The gallery opened its doors to the public at 440 Julia Street in the Warehouse District on January 5, 2013. The inaugural show, titled ‘megalomania’, featured works by almost 40 artists and personalities including Andres Serrano, Taylor Mead, Billy Name, Dave Eggers, Sean Yseult, Al Jaffee and talk show host Larry King.

==History==
Founder, designer and educator Ginette Bone serves as the gallery director while visual artist Blake Boyd assists as a consultant. The gallery's mission is to showcase a selection of Louisiana's influential contemporary artists and provide an alternative space for national and international artists.

==Artists ==
The gallery represents artists working in a variety of media: including painting, sculpture, photography, installation art, film, and drawings and prints. It represents a broad spectrum of artists, from nationally established figures such as Iva Gueorguieva, Carlos Betancourt and Trey Speegle to regionally celebrated artists including Deborah Pelias and Sandra Russell Clark.

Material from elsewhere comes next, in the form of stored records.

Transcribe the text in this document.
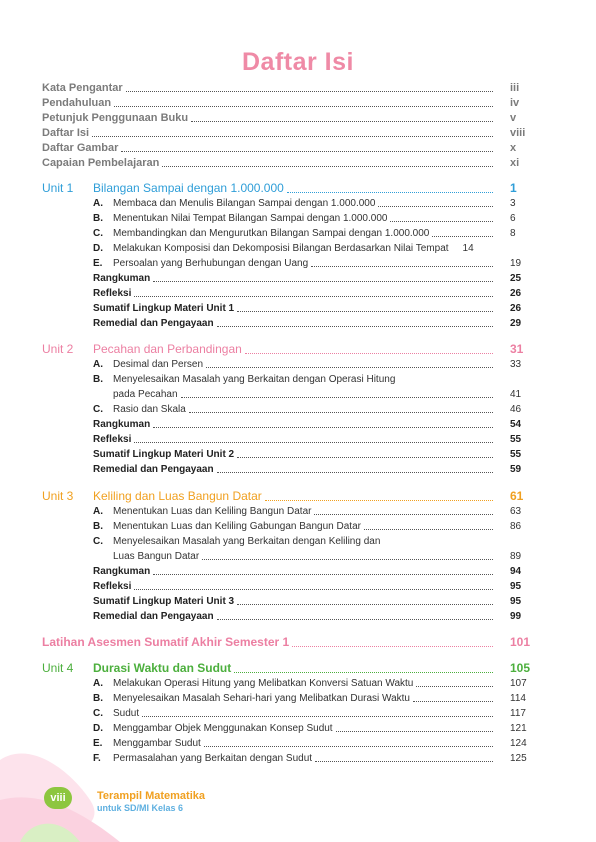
Daftar Isi
Kata Pengantar	iii
Pendahuluan	iv
Petunjuk Penggunaan Buku	v
Daftar Isi	viii
Daftar Gambar	x
Capaian Pembelajaran	xi
Unit 1	Bilangan Sampai dengan 1.000.000	1
A.	Membaca dan Menulis Bilangan Sampai dengan 1.000.000	3
B.	Menentukan Nilai Tempat Bilangan Sampai dengan 1.000.000	6
C.	Membandingkan dan Mengurutkan Bilangan Sampai dengan 1.000.000	8
D.	Melakukan Komposisi dan Dekomposisi Bilangan Berdasarkan Nilai Tempat 14
E.	Persoalan yang Berhubungan dengan Uang	19
Rangkuman	25
Refleksi	26
Sumatif Lingkup Materi Unit 1	26
Remedial dan Pengayaan	29
Unit 2	Pecahan dan Perbandingan	31
A.	Desimal dan Persen	33
B.	Menyelesaikan Masalah yang Berkaitan dengan Operasi Hitung
pada Pecahan	41
C.	Rasio dan Skala	46
Rangkuman	54
Refleksi	55
Sumatif Lingkup Materi Unit 2	55
Remedial dan Pengayaan	59
Unit 3	Keliling dan Luas Bangun Datar	61
A.	Menentukan Luas dan Keliling Bangun Datar	63
B.	Menentukan Luas dan Keliling Gabungan Bangun Datar	86
C.	Menyelesaikan Masalah yang Berkaitan dengan Keliling dan
Luas Bangun Datar	89
Rangkuman	94
Refleksi	95
Sumatif Lingkup Materi Unit 3	95
Remedial dan Pengayaan	99
Latihan Asesmen Sumatif Akhir Semester 1	101
Unit 4	Durasi Waktu dan Sudut	105
A.	Melakukan Operasi Hitung yang Melibatkan Konversi Satuan Waktu	107
B.	Menyelesaikan Masalah Sehari-hari yang Melibatkan Durasi Waktu	114
C.	Sudut	117
D.	Menggambar Objek Menggunakan Konsep Sudut	121
E.	Menggambar Sudut	124
F.	Permasalahan yang Berkaitan dengan Sudut	125
viii	Terampil Matematika
untuk SD/MI Kelas 6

Boyd as consultant has brought in works by artisan friends Andres Serrano, Douglas Bourgeois, Taylor Mead, Billy Name, Derek Boshier and Al Jaffee.
Before his death, May 8, 2013, Taylor Mead was planning to move to New Orleans to create a show within boyd satellite to open in conjunction with White Linen Night, August 3, 2013. The show has been rescheduled to be a memorial retrospective opening August 2014.